Researchers at Princeton have found that a type of bacterial cell can detect how fast movement is happening around them; they can sense the speed of flow. Those bacteria, Pseudomonas aeruginosa, are pathogens that are found virtually everywhere. They are often surrounded by moving liquids, like a stream outdoors, or the human bloodstream. The Centers for Disease Control and Prevention considers them a threat; they cause around 50,000 infections in people every year. In this work, reported in Nature Microbiology, they bioengineered as a kind of cellular speedometer. The scientists are hopeful that this work will provide new insight into how microbes benefit from this understanding of their environment and spur new avenues of research.
“We have engineered bacteria to be speedometers,” said the senior author of the work, Zemer Gitai, Princeton’s Edwin Grant Conklin Professor of Biology. “There’s an application here: We can actually use these bacteria as flow sensors. If you wanted to know the speed of something in real time, we can tell you.”
“What we found is that not only do Pseudomonas encounter flow but that they actually can sense and respond to that flow, added Gitai. “That’s a big deal. If they’re in flow, they can change their ‘behavior,’ if you will, based on feeling they’re in flow.”

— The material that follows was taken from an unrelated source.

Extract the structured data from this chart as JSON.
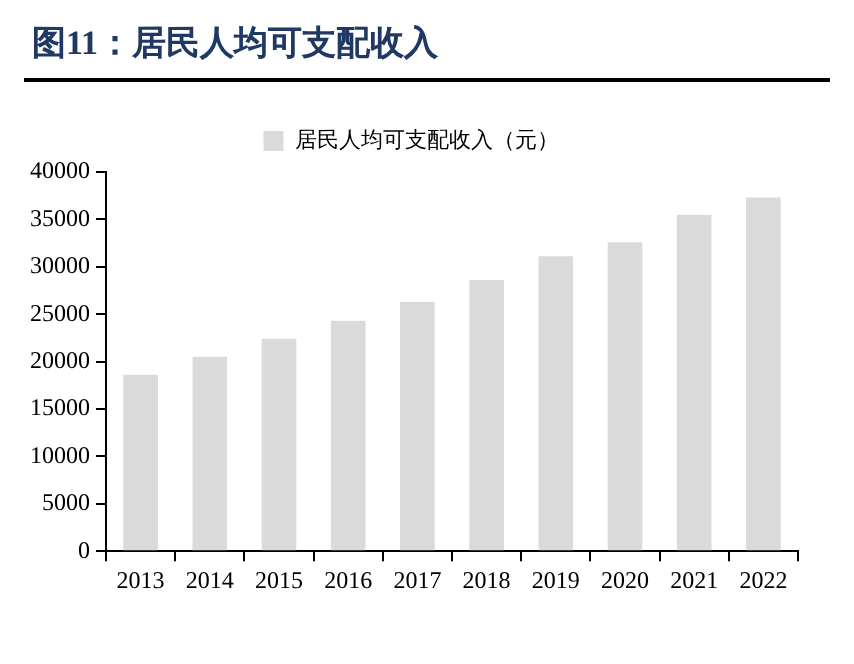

In this work, the researchers determined that the expression of some bacterial genes they called fro (for flow-regulated operon) can depend on how fast fluids are moving around the bacterium.
“Fro’s response is not just an on-off switch; it’s actually tuned to the speed,” said co-lead study author Joseph Sanfilippo, a postdoctoral research associate. “It’s more like a dimmer switch than a light switch.”
The researchers linked fro to a fluorescence gene so they could see when it was active. As the speed of flow got faster, the glow got brighter. They could visualize how Pseudomonas was responding to different speeds. “They turn out to perfectly coincide with the range of speeds of fluids that are known in the bloodstream and the urinary tract,” noted Gitai.
The scientists are hopeful that this work will open up new avenues of exploration in microbiology.
“Other researchers have found that different bacteria can respond to fluid flow, and they’ve effectively assumed that it was the force. We are launching a mini-field here,” said Gitai. “Thinking about how bacteria live in flow is a completely under-explored area. We’d love for people to look at this with other bacteria. And as we said, there’s been a huge assumption in mammalian studies that everything is force-dependent — we’d love for people to read our paper and then go back and revisit some of those assumptions and change the viscosity in their systems.”